First, establishing a sense of safety and stability. This could concern counselling and psychotherapy, but could also include efforts at resettlement, establishing aid flows, or bringing physical security to a region – essentially whatever it takes to make an individual, a community or a state, feel as though the source of their trauma is at its least likely to re-emerge. Second, working actively against the trauma. This includes tackling the irrationality of triggers – perhaps overcoming a fear of gunshots for alarms for the individual, but for the society it may entail the lustration and eradication of a genocidal political system, the writing of a new constitution, or a 20-year poverty eradication plan. Third, the move toward recovery, and a post-traumatic life, or a post-traumatic society.

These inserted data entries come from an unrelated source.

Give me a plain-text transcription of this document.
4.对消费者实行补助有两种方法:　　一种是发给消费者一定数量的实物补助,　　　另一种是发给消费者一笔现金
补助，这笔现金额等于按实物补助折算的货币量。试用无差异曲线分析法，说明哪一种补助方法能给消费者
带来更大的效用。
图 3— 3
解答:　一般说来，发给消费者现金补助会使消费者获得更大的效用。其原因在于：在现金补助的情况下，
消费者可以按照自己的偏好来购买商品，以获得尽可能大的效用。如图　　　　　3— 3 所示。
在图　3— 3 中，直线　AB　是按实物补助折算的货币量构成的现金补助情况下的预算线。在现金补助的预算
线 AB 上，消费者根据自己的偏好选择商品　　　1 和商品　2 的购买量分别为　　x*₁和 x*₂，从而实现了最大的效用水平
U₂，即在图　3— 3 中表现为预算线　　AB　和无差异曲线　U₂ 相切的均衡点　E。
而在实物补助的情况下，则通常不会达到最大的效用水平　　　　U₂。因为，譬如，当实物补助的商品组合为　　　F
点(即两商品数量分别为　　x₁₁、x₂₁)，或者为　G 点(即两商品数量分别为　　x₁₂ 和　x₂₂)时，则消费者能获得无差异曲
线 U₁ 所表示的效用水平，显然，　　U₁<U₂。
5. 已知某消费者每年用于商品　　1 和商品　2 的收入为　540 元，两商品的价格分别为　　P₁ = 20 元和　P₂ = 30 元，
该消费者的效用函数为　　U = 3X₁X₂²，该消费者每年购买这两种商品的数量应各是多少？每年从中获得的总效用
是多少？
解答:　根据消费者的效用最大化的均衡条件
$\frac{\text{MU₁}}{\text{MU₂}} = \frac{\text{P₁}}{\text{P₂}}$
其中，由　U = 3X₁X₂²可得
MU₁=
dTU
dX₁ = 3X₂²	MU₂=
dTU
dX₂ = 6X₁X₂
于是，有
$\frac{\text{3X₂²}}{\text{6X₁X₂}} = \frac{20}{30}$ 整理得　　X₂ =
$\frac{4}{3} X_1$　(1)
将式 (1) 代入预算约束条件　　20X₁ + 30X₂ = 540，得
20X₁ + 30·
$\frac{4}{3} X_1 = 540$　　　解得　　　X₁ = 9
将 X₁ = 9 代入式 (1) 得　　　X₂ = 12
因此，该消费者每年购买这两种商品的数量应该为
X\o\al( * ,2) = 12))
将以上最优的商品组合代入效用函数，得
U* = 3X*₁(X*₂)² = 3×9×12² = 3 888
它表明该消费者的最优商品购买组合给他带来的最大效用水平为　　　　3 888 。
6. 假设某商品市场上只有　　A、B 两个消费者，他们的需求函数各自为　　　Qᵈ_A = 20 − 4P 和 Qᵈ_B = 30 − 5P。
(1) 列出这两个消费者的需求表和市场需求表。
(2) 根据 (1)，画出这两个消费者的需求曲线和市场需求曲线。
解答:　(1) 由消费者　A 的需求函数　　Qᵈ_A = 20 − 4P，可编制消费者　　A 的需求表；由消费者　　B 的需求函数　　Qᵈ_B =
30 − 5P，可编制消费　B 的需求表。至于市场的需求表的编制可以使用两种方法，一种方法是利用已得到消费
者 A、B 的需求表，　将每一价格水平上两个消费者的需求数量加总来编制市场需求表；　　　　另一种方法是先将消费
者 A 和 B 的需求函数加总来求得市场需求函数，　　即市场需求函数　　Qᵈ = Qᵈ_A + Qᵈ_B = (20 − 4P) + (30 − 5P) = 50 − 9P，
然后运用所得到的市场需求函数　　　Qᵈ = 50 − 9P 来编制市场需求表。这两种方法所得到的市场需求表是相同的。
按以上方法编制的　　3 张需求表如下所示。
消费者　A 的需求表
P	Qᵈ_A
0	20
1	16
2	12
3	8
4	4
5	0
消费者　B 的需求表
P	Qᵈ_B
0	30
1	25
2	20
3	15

I use this hastily written manipulation of Herman’s work with a motive in mind. I wish to make trauma as an individual and societal phenomenon more broadly visible, so that we can move towards a healthy form of post-traumatic society. I strongly believe that intrinsic to the realisation of a healthy post-traumatic society is the development of a post-traumatic politics. Herman, in Trauma and Recovery makes a very interesting case that people who walk away from trauma treatment often do so with a new, broadened view of society. Survivors of trauma may no longer be traumatised, but they are more sensitive than anyone to the plight of those enduring trauma. Governments and other political agents must be careful to do the same. Political actors must be secure and reasoned enough in their approach to peacebuilding to move to recovery, siege mentality, insensitivity to the plight of vulnerable peoples, violent genocidal nationalism, and so on. Some may consider this macro-level, politicised analysis of trauma, a deeply personal individual condition, to be a rather broad stroke to paint, but we must remember that a human analysis of structural and systemic issues often does not go amiss. After all, as we as a course are reminded all too often: structures are not made by bricks, they are made by people.